A city that is home to the world-renowned Mogao Grottoes in northwest China's Gansu Province is taking steps to halt increasing desertification.
The local government in Dunhuang, a county-level city, has launched a range of water-saving measures to try to tackle the problem.
Wang Zhijun, director of Dunhuang Water Administration Bureau, said the use of underground water supplies was being strictly monitored.
He added: "Any officials who give permission for opening-up wasteland and digging wells to take underground water will be removed."
The city was also promoting high-tech water-saving technologies in agricultural production and increasing the prices of water for urban residents and industries.
New irrigation technologies have already been introduced to 1,333 hectares of farmland, and a further 17,707 hectares will soon follow suit, said Zhao Junhua, vice-mayor of the city.

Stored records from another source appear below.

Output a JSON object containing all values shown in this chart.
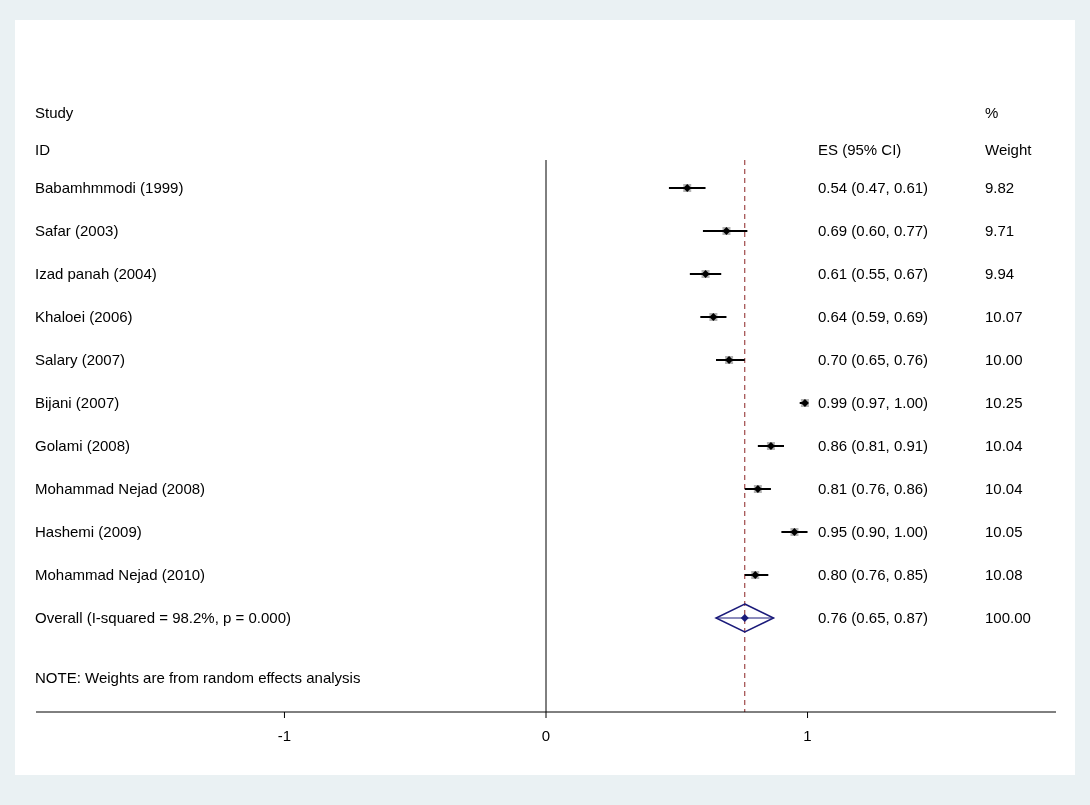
{
  "chart_data": {
    "type": "scatter",
    "orientation": "horizontal",
    "categories": [
      "Babamhmmodi (1999)",
      "Safar (2003)",
      "Izad panah (2004)",
      "Khaloei (2006)",
      "Salary (2007)",
      "Bijani (2007)",
      "Golami (2008)",
      "Mohammad Nejad (2008)",
      "Hashemi (2009)",
      "Mohammad Nejad (2010)",
      "Overall  (I-squared = 98.2%, p = 0.000)"
    ],
    "series": [
      {
        "type": "scatter",
        "marker": "diamond",
        "color": "#000000",
        "values": [
          0.54,
          0.69,
          0.61,
          0.64,
          0.7,
          0.99,
          0.86,
          0.81,
          0.95,
          0.8,
          null
        ],
        "errors": [
          [
            0.47,
            0.61
          ],
          [
            0.6,
            0.77
          ],
          [
            0.55,
            0.67
          ],
          [
            0.59,
            0.69
          ],
          [
            0.65,
            0.76
          ],
          [
            0.97,
            1.0
          ],
          [
            0.81,
            0.91
          ],
          [
            0.76,
            0.86
          ],
          [
            0.9,
            1.0
          ],
          [
            0.76,
            0.85
          ],
          null
        ]
      },
      {
        "type": "scatter",
        "marker": "diamond",
        "color": "#1a1a7a",
        "values": [
          null,
          null,
          null,
          null,
          null,
          null,
          null,
          null,
          null,
          null,
          0.76
        ],
        "errors": [
          null,
          null,
          null,
          null,
          null,
          null,
          null,
          null,
          null,
          null,
          [
            0.65,
            0.87
          ]
        ]
      }
    ],
    "xlim": [
      -1.95,
      1.95
    ],
    "xticks": [
      -1,
      0,
      1
    ],
    "ref_lines": [
      {
        "axis": "x",
        "value": 0,
        "color": "#000000",
        "line_style": "solid"
      },
      {
        "axis": "x",
        "value": 0.76,
        "color": "#8b2323",
        "line_style": "dashed"
      }
    ],
    "annotations": [
      "Study",
      "ID",
      "ES (95% CI)",
      "%",
      "Weight",
      "NOTE: Weights are from random effects analysis",
      "0.54 (0.47, 0.61)",
      "9.82",
      "0.69 (0.60, 0.77)",
      "9.71",
      "0.61 (0.55, 0.67)",
      "9.94",
      "0.64 (0.59, 0.69)",
      "10.07",
      "0.70 (0.65, 0.76)",
      "10.00",
      "0.99 (0.97, 1.00)",
      "10.25",
      "0.86 (0.81, 0.91)",
      "10.04",
      "0.81 (0.76, 0.86)",
      "10.04",
      "0.95 (0.90, 1.00)",
      "10.05",
      "0.80 (0.76, 0.85)",
      "10.08",
      "0.76 (0.65, 0.87)",
      "100.00"
    ]
  }
}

"The water for agricultural irrigation will be monitored and people overusing water will be charged more for it," Wang said.

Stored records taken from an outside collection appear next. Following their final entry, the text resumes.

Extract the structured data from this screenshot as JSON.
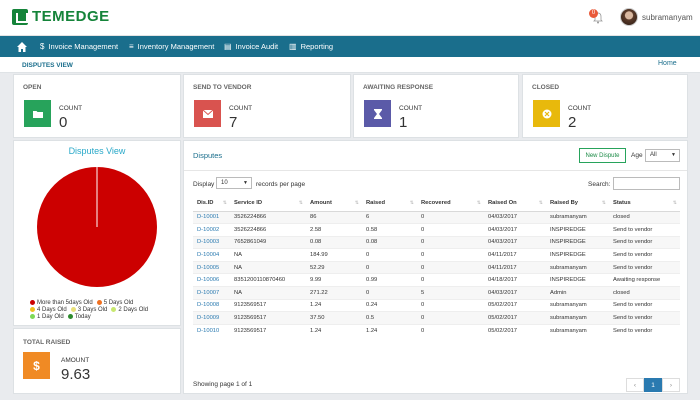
{
  "brand": {
    "name": "TEMEDGE"
  },
  "header": {
    "notification_count": "0",
    "user_name": "subramanyam"
  },
  "nav": [
    {
      "icon": "$",
      "label": "Invoice Management"
    },
    {
      "icon": "≡",
      "label": "Inventory Management"
    },
    {
      "icon": "▤",
      "label": "Invoice Audit"
    },
    {
      "icon": "▥",
      "label": "Reporting"
    }
  ],
  "breadcrumb": {
    "title": "DISPUTES VIEW",
    "home": "Home"
  },
  "colors": {
    "brand": "#15843a",
    "nav": "#1a6e8c",
    "open": "#27a35b",
    "vendor": "#d9534f",
    "awaiting": "#5b5aa8",
    "closed": "#e8b90c",
    "raised": "#f08a24"
  },
  "stats": [
    {
      "title": "OPEN",
      "label": "COUNT",
      "value": "0",
      "icon": "folder-icon"
    },
    {
      "title": "SEND TO VENDOR",
      "label": "COUNT",
      "value": "7",
      "icon": "envelope-icon"
    },
    {
      "title": "AWAITING RESPONSE",
      "label": "COUNT",
      "value": "1",
      "icon": "hourglass-icon"
    },
    {
      "title": "CLOSED",
      "label": "COUNT",
      "value": "2",
      "icon": "close-circle-icon"
    }
  ],
  "pie": {
    "title": "Disputes View",
    "legend": [
      {
        "label": "More than 5days Old",
        "color": "#cc0000"
      },
      {
        "label": "5 Days Old",
        "color": "#f07020"
      },
      {
        "label": "4 Days Old",
        "color": "#f0c020"
      },
      {
        "label": "3 Days Old",
        "color": "#e8e07a"
      },
      {
        "label": "2 Days Old",
        "color": "#c8e870"
      },
      {
        "label": "1 Day Old",
        "color": "#7ed957"
      },
      {
        "label": "Today",
        "color": "#2e8b2e"
      }
    ],
    "slices": [
      {
        "label": "More than 5days Old",
        "value": 10
      }
    ]
  },
  "total_raised": {
    "title": "TOTAL RAISED",
    "label": "AMOUNT",
    "value": "9.63",
    "icon": "$"
  },
  "disputes": {
    "title": "Disputes",
    "new_button": "New Dispute",
    "age_label": "Age",
    "age_value": "All",
    "display_label": "Display",
    "length_value": "10",
    "records_label": "records per page",
    "search_label": "Search:",
    "columns": [
      "Dis.ID",
      "Service ID",
      "Amount",
      "Raised",
      "Recovered",
      "Raised On",
      "Raised By",
      "Status"
    ],
    "rows": [
      [
        "D-10001",
        "3526224866",
        "86",
        "6",
        "0",
        "04/03/2017",
        "subramanyam",
        "closed"
      ],
      [
        "D-10002",
        "3526224866",
        "2.58",
        "0.58",
        "0",
        "04/03/2017",
        "INSPIREDGE",
        "Send to vendor"
      ],
      [
        "D-10003",
        "7652861049",
        "0.08",
        "0.08",
        "0",
        "04/03/2017",
        "INSPIREDGE",
        "Send to vendor"
      ],
      [
        "D-10004",
        "NA",
        "184.99",
        "0",
        "0",
        "04/11/2017",
        "INSPIREDGE",
        "Send to vendor"
      ],
      [
        "D-10005",
        "NA",
        "52.29",
        "0",
        "0",
        "04/11/2017",
        "subramanyam",
        "Send to vendor"
      ],
      [
        "D-10006",
        "8351200110870460",
        "9.99",
        "0.99",
        "0",
        "04/18/2017",
        "INSPIREDGE",
        "Awaiting response"
      ],
      [
        "D-10007",
        "NA",
        "271.22",
        "0",
        "5",
        "04/03/2017",
        "Admin",
        "closed"
      ],
      [
        "D-10008",
        "9123569517",
        "1.24",
        "0.24",
        "0",
        "05/02/2017",
        "subramanyam",
        "Send to vendor"
      ],
      [
        "D-10009",
        "9123569517",
        "37.50",
        "0.5",
        "0",
        "05/02/2017",
        "subramanyam",
        "Send to vendor"
      ],
      [
        "D-10010",
        "9123569517",
        "1.24",
        "1.24",
        "0",
        "05/02/2017",
        "subramanyam",
        "Send to vendor"
      ]
    ],
    "showing": "Showing page 1 of 1",
    "pager": [
      "‹",
      "1",
      "›"
    ]
  }
}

Earlier this year, six local water administrative officials were sacked because of their "dereliction in water administration and management," he added.

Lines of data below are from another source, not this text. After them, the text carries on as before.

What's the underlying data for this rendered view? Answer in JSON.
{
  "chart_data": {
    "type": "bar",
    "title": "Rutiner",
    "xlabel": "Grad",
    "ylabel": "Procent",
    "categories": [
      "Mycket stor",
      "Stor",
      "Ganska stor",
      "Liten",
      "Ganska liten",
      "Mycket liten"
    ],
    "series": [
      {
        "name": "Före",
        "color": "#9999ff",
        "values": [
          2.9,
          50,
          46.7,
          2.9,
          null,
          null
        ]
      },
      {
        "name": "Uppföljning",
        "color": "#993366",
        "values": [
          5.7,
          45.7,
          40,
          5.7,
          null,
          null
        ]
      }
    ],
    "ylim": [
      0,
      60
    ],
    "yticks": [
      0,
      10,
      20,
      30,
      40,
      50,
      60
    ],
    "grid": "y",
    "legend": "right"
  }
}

Dunhuang, located at the far western end of the Hexi Corridor in Gansu Province, is an oasis surrounded by desert. The total area of Dunhuang is 31,200 square kilometers, but only 1,400 square kilometers have habitable living conditions, according to Yang Juncang, a senior engineer at Gansu Provincial Geology Environment Monitoring Institute.
With an annual average of 39.9 millimeters of rain and 2,486 millimeters of annual transpiration, Dunhuang is an extremely arid city. And water shortages are being made worse by increases in population and production, Yang added.
According to local official sources, the population of the city increased from 40,000 in 1950 to 188,000 in 2005, and the area of developed farmland rose from 8,933 hectares to 23,667 hectares over the same period. As a result, the annual water requirement increased from 219.2 million cubic meters to 318 million cubic meters for irrigation, and 259,000 cubic meters to 1.18 million cubic meters for household use.
As the city could not get enough water from its two resource rivers to meet rising demand, it had to take more water from underground sources.
It has led to the underground water level dropping more than 10 meters in the past 30 years, said Zhai Fulin, deputy secretary of the city's Chinese Communist Party committee.
A project, which was designed by experts locally and in Beijing in 2004, to send water from the nearby Ha'erteng River to Danghe River, one of Dunhuang's water resource rivers, should improve things.
It will provide 84 million-100 million cubic meters of water for the city, which will help fight against the desertification threat, said Yang.
The project is still waiting for approval from relevant authorities.
"It is far from enough to try to solve the water shortage problem only with efforts in the city itself Dunhuang is in urgent need to get water from other places," Yang said.
China Daily reported earlier this year how intensified desertification caused by water shortages in the area has also harmed the preservation of the Mogao Grottoes in recent years.